USDA helping farmers manage tariffs

USDA helping farmers manage tariffs
Jul 03, 2018

A plan could be in place by September

By Diego Flammini
Staff Writer
Farms.com

The United States Department of Agriculture (USDA) is in the process of developing a support plan for American producers affected by tariffs.

Canada, China and Mexico have each placed retaliatory import duties on U.S. ag products in retaliation for American levies on steel and aluminum.

The USDA is exploring whether to call upon a program from the Depression to help producers through a time of uncertain trade relations.

 Section 32 of the Agriculture Act of 1935 ets aside “the equivalent of 30 percent of annual customs receipts to support the farm sector through the purchase of surplus commodities.”

Section 32 spending in 2015 was about US$306 million, the Congressional Research Service says.

The USDA may have to purchase ag products from American farmers, said Secretary of Agriculture Sonny Perdue.
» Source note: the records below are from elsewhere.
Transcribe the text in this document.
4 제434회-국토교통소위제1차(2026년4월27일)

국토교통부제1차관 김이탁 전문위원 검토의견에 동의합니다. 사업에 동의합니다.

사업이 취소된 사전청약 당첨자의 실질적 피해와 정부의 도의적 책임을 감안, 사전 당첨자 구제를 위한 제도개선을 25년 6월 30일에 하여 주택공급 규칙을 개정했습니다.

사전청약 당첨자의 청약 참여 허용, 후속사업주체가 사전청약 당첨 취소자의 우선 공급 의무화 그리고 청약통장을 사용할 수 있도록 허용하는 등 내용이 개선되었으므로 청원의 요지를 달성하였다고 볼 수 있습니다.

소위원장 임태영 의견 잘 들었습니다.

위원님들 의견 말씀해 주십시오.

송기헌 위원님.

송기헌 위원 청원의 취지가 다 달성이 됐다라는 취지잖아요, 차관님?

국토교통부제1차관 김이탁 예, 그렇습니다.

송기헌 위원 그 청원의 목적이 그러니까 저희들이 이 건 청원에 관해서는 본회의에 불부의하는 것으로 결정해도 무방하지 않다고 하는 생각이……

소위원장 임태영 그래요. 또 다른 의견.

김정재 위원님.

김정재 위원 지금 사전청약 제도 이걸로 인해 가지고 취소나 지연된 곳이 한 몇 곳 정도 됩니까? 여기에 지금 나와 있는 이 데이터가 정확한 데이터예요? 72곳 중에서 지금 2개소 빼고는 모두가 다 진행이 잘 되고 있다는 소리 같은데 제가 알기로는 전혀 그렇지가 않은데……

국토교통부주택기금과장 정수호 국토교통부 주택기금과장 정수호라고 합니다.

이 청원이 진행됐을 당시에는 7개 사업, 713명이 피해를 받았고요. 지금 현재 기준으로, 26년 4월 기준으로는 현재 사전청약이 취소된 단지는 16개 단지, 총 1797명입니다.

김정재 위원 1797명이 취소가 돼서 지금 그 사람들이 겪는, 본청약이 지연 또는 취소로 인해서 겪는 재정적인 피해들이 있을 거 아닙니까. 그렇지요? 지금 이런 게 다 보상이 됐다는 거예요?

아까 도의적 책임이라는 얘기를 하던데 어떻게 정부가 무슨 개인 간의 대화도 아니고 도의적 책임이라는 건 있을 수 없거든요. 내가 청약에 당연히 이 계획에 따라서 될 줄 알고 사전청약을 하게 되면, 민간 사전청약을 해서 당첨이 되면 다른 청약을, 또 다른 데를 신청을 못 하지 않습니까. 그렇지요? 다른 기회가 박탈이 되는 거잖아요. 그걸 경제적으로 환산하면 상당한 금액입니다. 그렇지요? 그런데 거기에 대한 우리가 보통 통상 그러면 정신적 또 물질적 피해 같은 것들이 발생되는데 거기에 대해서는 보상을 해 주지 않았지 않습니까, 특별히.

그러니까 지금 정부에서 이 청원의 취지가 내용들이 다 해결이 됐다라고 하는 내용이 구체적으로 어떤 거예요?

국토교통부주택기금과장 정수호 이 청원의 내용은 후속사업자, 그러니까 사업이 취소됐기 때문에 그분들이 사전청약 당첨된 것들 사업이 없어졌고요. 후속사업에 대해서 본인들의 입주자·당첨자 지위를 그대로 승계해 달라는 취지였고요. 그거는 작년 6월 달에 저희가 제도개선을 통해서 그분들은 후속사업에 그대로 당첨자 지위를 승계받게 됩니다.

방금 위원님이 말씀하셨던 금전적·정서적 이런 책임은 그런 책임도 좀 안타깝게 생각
“That’s where we buy crops that don’t have a place to go and give them to school lunch programs and food banks. So, we’re using that and will continue to use that program as well,” Perdue said during a roundtable discussion yesterday, Jefferson Public Radio reports.

Secretary Perdue has until Labor Day to come up with a solution.

Using Section 32 doesn’t make up for low commodity prices, but it can help farmers in the meantime, Perdue said.

“We’d rather have trade then aid,” he said during the discussion. “There’s not a farmer in your area that wouldn’t rather have a good crop at a fair price than get a government check.”